Case reports: postpartum cerebral angiopathy in a patient with chronic migraine with aura.

作者信息

Modi M, Modi G

机构信息

Department of Radiology and the Neurology Unit, Department of Medicine, the Chris Hani Baragwanath Hospital and the Faculty of Health Sciences, University of the Witwatersrand, Johannesburg, South Africa.

出版信息

Headache. 2000 Sep;40(8):677-81. doi: 10.1046/j.1526-4610.2000.040008677.x.

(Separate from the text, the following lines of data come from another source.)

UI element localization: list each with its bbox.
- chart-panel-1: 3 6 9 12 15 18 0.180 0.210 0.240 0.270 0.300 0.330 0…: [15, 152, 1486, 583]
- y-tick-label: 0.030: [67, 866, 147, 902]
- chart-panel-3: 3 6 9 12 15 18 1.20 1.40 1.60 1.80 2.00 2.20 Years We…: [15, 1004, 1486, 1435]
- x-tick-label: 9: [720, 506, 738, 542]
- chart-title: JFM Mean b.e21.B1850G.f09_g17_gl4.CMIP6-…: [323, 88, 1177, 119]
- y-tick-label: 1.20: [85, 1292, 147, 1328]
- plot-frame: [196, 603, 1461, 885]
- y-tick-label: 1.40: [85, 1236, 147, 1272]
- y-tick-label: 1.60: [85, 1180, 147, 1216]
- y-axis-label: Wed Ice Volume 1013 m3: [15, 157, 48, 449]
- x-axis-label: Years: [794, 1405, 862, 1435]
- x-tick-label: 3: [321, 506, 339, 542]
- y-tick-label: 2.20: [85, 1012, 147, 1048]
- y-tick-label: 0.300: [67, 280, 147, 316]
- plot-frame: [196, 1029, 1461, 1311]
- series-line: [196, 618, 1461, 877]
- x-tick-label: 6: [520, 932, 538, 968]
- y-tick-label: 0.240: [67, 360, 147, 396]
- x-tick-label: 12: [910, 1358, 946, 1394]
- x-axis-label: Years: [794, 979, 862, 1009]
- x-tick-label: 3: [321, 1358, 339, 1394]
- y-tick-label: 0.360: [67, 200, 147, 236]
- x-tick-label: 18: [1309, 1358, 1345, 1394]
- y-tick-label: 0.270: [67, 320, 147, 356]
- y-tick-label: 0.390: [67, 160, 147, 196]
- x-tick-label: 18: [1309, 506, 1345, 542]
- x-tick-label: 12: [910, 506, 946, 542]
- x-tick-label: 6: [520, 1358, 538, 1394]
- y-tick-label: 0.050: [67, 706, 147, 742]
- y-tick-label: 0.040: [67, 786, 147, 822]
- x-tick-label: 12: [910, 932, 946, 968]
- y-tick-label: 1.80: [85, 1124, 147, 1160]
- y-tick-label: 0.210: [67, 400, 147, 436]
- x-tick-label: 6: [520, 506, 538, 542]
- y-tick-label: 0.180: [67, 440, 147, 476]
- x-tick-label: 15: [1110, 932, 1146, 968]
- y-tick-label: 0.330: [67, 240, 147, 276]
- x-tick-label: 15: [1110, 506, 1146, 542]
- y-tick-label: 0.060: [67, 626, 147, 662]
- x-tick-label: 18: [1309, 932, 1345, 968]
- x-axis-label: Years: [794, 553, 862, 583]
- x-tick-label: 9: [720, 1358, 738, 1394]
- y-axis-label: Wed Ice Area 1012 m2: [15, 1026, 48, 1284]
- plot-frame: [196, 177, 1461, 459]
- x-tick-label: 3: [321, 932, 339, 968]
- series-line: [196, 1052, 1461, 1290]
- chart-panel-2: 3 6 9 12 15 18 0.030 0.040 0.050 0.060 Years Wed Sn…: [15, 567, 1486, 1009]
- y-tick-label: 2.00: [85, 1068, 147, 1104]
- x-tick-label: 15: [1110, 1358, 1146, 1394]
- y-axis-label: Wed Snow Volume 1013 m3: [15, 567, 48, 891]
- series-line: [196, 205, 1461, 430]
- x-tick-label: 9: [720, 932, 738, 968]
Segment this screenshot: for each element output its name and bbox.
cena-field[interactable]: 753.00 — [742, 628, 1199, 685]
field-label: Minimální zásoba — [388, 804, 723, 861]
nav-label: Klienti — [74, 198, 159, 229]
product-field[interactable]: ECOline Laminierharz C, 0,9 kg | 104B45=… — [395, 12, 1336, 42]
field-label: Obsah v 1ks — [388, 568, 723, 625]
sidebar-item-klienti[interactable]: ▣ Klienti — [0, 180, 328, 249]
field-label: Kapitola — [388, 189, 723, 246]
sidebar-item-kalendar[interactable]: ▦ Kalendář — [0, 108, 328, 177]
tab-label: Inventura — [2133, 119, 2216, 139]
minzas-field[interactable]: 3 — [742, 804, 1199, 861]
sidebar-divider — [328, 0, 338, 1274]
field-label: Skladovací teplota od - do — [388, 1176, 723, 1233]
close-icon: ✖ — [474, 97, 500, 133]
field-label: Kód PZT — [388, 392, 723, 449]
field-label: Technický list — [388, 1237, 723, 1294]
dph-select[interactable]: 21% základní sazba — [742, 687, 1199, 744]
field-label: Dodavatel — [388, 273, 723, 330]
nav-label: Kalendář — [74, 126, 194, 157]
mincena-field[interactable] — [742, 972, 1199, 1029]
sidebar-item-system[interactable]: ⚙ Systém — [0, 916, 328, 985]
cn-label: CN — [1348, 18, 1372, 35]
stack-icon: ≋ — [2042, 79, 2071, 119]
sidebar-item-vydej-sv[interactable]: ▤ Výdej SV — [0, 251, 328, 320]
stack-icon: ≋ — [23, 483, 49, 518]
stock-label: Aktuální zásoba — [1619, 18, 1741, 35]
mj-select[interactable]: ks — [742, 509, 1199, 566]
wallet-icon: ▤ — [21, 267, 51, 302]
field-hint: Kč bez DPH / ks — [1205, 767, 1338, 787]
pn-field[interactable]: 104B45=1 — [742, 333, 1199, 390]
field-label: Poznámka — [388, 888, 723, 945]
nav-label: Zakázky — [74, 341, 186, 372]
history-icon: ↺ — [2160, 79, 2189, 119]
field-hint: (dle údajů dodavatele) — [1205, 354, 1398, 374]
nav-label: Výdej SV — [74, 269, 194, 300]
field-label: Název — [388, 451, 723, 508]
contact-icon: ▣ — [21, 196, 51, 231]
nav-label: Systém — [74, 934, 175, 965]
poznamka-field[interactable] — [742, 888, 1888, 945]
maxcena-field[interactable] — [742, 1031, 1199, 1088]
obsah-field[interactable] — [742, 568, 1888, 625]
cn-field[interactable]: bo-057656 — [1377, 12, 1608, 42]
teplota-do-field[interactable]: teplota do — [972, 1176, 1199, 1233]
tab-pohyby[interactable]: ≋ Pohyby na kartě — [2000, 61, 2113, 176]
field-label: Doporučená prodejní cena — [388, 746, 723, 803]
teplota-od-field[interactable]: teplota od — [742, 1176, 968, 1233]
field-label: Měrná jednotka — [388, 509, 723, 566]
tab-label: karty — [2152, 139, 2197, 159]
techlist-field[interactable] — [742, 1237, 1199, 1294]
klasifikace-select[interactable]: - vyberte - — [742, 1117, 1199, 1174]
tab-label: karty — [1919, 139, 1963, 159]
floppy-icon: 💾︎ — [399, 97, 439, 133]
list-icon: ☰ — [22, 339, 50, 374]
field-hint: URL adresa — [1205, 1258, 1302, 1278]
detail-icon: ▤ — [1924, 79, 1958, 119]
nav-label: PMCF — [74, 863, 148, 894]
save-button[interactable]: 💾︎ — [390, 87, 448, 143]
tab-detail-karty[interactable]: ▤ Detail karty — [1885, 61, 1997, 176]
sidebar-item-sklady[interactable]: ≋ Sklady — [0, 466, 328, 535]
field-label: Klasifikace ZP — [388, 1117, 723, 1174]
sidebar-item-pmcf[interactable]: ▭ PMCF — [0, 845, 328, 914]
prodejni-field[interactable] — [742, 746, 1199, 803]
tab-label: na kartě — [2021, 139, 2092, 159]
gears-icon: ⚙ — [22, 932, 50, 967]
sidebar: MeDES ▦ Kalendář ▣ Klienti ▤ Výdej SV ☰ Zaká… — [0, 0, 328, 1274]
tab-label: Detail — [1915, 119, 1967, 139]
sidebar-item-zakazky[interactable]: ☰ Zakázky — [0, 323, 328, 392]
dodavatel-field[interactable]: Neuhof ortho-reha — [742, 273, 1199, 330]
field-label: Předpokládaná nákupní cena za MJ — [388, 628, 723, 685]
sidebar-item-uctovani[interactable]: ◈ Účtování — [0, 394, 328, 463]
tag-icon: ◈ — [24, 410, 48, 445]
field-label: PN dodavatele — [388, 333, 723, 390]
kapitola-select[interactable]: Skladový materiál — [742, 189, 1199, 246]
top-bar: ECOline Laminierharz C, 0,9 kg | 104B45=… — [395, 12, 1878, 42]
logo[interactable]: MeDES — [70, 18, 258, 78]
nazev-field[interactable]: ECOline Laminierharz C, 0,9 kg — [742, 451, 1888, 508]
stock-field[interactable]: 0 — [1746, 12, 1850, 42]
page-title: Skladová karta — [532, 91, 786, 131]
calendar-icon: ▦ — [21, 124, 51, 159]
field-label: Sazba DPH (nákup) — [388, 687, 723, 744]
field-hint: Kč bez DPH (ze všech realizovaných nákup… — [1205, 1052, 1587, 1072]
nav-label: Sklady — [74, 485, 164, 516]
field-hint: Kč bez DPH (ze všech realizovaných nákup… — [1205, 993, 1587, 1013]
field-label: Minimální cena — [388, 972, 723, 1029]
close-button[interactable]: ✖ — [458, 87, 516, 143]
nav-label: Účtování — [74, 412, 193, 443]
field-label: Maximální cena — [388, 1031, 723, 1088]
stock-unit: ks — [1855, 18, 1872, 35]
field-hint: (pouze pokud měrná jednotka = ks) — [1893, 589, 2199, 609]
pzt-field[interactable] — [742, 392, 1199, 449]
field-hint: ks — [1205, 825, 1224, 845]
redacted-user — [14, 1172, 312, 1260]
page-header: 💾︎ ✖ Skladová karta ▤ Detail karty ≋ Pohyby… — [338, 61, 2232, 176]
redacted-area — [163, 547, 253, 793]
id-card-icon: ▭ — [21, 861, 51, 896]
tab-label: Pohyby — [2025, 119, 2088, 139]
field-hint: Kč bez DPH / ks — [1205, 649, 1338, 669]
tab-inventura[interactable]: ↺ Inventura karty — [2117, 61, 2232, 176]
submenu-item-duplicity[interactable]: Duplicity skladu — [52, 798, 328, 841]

DOI:10.1046/j.1526-4610.2000.040008677.x
PMID:10971665
Abstract

A 25-year-old woman with a history of chronic severe migraine with aura presented in an apoplectic state 1 week after the delivery of her third child. She developed a severe headache and within hours lapsed into a coma. A CT scan of the brain showed cerebral edema and an occipital hemorrhage. A four-vessel angiogram showed diffuse arterial narrowing of all the intracranial vessels with segmental narrowing of the suprasellar portion of the internal carotid arteries bilaterally. She had no risk factors for stroke or vasculitis. Her pregnancy and delivery were uneventful with no preeclampsia or eclampsia. Apart from ergometrine at the time of the delivery, no vasoconstrictor drugs were used. She recovered spontaneously. Serial CT scans of the brain demonstrated resolution of the edema and hemorrhage with the development of cortical and watershed infarcts. A repeat cerebral angiogram was normal. She was, therefore, diagnosed as having suffered from postpartum cerebral angiopathy, a form of reversible cerebral vasoconstriction, called the Call or Call-Fleming syndrome. The relationship between migraine and postpartum angiopathy in the development of reversible cerebral vasoconstriction is discussed.

摘要

一名25岁有慢性重度偏头痛伴先兆病史的女性,在其第三个孩子出生1周后出现卒中样状态。她出现严重头痛,并在数小时内陷入昏迷。脑部CT扫描显示脑水肿和枕叶出血。四血管血管造影显示所有颅内血管弥漫性动脉狭窄,双侧颈内动脉鞍上部分节段性狭窄。她没有中风或血管炎的危险因素。她的妊娠和分娩过程顺利,无先兆子痫或子痫。除分娩时使用麦角新碱外,未使用血管收缩药物。她自行康复。脑部系列CT扫描显示水肿和出血消退,同时出现皮质和分水岭梗死。重复脑血管造影正常。因此,她被诊断为患有产后脑血管病,这是一种可逆性脑血管收缩形式,称为Call或Call - Fleming综合征。本文讨论了偏头痛与产后血管病在可逆性脑血管收缩发生过程中的关系。